Tapi kali ini saya tidak membahas itu tentunya karena melenceng jauh dari judul. Saya akan bahas apa untungnya untuk pemrogram/pengembang di Indonesia.
Adanya Kebutuhan Memecahkan Masalah
Saya sangat senang akhir-akhir ini usaha-usaha rintisan yang ada di Indonesia mulai dengan masalah yang nyata. Go-Jek sendiri sudah dimulai tahun 2011, tetapi baru mulai mendapatkan traksi tahun 2015. Permasalahan kemacetan dan harga ojek yang mahal diatasi dengan adanya Go-Jek ini.
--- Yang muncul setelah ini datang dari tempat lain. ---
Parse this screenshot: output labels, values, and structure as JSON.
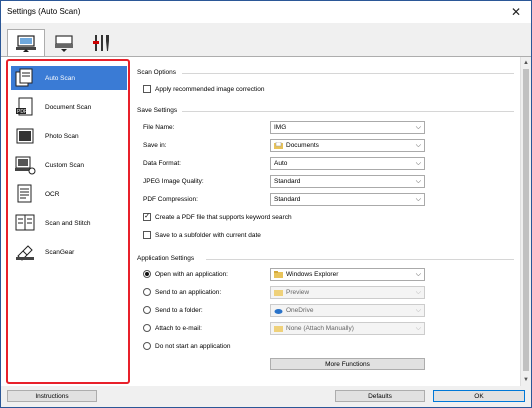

Masalah lain yang juga diatasi oleh Go-Jek adalah soal logistik. Go-Jek mengatasi permasalahan pengiriman instan. Dulu tidak ada seperti ini. Kita perlu harus mengirim surat dan barang sendiri atau meminta tolong kurir. Akses orang terhadap kurir terbatas, tetapi sekarang semua orang punya kurir, tinggal di-Go-Jek-in aja.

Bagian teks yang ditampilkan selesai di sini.